ARLINGTON, Texas — The stunner happened early.
With the quarterback-starved Browns widely expected to take either USC’s Sam Darnold or Wyoming’s Josh Allen with the first overall pick in the NFL Draft, they instead went with the most controversial player on the board: Oklahoma quarterback Baker Mayfield.
Though Mayfield is not even 6-1, played in a spread offense, was arrested in February 2017 and taunted opponents last season with some questionable antics, the Browns have staked their future on the reigning Heisman Trophy winner.
“In doing all of our research with Baker Mayfield, he has earned it. From high school to college, he has earned it,” Browns general manager John Dorsey said. “I have no qualms whatsoever about him as a man or as a football player.”
Mayfield threw 43 touchdown passes and only six interceptions last year in leading the Sooners to a 12-2 record. He made the team in 2015 as a walk-on a year after walking on at Texas Tech in 2014.
Although Mayfield was arrested and charged with public intoxication, disorderly conduct, fleeing and resisting arrest, Dorsey said he isn’t worried about any character issues. Mayfield reached a plea deal in June and did not serve any jail time.
“For the Cleveland Browns, he was the best available player,” Dorsey said. “I felt this was the best fit for this organization moving forward.”
Mayfield was the first of four QBs taken among the first 10 picks, a modern-era record.
After the Giants selected Penn State running back Saquon Barkley, the Jets took Darnold, considered by many scouts to be the top quarterback in the draft. The Broncos reportedly were in the market for a quarterback at No. 5 but instead went for North Carolina State defensive end Bradley Chubb, who joins All-Pro pass rusher Von Miller.
After the Colts took Notre Dame guard Quenton Nelson with the sixth pick, the Bills traded up with the Bucs from No. 12 to take Wyoming quarterback Josh Allen, who has the strongest arm of any quarterback in this year’s class. He doesn’t come without controversy, though; he has acknowledged that he sent out racially charged tweets in high school.

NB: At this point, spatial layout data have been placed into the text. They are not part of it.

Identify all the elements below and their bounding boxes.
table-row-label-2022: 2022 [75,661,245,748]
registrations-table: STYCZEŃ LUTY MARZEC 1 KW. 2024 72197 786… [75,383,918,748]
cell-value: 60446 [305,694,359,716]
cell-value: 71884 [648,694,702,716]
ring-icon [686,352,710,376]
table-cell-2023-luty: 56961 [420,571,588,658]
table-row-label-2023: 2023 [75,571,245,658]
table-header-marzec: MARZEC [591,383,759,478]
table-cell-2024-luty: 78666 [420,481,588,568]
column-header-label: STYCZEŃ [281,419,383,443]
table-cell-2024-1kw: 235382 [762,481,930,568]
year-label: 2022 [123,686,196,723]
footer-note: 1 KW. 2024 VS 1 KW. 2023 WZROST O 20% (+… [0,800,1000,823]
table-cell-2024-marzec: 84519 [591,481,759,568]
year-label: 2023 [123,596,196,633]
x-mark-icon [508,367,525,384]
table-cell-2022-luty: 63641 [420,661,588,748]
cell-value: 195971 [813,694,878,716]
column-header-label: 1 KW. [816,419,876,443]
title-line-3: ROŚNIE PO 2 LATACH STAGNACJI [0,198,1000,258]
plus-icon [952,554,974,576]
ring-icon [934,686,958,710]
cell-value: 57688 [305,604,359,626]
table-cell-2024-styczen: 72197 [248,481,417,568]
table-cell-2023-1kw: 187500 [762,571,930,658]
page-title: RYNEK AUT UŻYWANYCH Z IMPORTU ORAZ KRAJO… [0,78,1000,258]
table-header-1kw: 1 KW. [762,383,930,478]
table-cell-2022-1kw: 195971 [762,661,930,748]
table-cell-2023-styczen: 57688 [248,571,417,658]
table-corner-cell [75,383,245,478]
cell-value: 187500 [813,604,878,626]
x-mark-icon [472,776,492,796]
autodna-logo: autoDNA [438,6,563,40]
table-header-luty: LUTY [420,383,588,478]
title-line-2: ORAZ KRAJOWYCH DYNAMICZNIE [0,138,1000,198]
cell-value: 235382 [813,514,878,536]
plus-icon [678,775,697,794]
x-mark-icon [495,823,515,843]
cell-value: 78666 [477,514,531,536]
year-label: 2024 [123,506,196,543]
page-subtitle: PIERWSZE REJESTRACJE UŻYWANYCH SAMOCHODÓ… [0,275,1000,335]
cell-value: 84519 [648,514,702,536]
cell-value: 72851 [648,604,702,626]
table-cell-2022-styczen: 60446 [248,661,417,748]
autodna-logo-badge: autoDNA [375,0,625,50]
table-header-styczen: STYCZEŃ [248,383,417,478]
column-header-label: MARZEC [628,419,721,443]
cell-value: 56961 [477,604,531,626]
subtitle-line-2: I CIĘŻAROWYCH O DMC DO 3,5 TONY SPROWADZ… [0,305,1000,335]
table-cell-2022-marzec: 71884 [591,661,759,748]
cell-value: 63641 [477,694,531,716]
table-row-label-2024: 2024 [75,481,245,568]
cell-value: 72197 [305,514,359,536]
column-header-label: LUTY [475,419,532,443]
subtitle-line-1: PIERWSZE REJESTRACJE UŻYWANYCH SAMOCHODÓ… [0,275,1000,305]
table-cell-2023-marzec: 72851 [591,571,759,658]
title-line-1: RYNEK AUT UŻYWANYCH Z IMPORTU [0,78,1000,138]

The Bears took linebacker Roquan Smith at No. 8, followed by the 49ers, who took Notre Dame tackle Mike McGlinchey.
With the Dolphins potentially interested in UCLA’s Josh Rosen at No. 11, the Cardinals traded up with the Raiders at No. 10 to take Rosen. “I thought I should have been picked at one, two or three,” he said. “ . . . I was really, really angry.”
He added, “There were nine mistakes ahead of me.’’
With the top quarterbacks off the board, Miami looked to bolster its secondary by taking highly touted Alabama safety Minkah Fitzpatrick and the Bucs followed with the selection of Washington defensive tackle Vita Vea. The Redskins also went defensive tackle with Alabama’s Da’Ron Payne at 13.
The Saints moved up to Green Bay’s 14th pick, and New Orleans picked up defensive end Marcus Davenport of Texas-San Antonio. Oakland, which had traded down with the Cardinals, took UCLA tackle Kolton Miller.
The Bills then took Virginia Tech linebacker Tremaine Edmunds (whose brother, Virginia Tech safety Terrell Edmunds, was taken by the Steelers with the 28th pick).
The Chargers took Florida State safety Derwin James and the Packers took Louisville cornerback Jaire Alexander. The Cowboys went with linebacker Leighton Vander Esch of Boise State and the Lions took Arkansas center Frank Ragnow to round out the top 20.
Louisville quarterback Lamar Jackson, the 2016 Heisman Trophy winner, was the final pick of the first round, as the Ravens traded with the defending Super Bowl champion Eagles at No. 32.
The Patriots had shown significant interest in Jackson, working him out in Florida and then again at the team’s training complex. But with their second of two first-round picks, they took Georgia running back Sony Michel at 31st overall. Jackson’s selection by Baltimore will put pressure on former first-round pick Joe Flacco, who has struggled since leading the team to the Super Bowl championship after the 2012 season.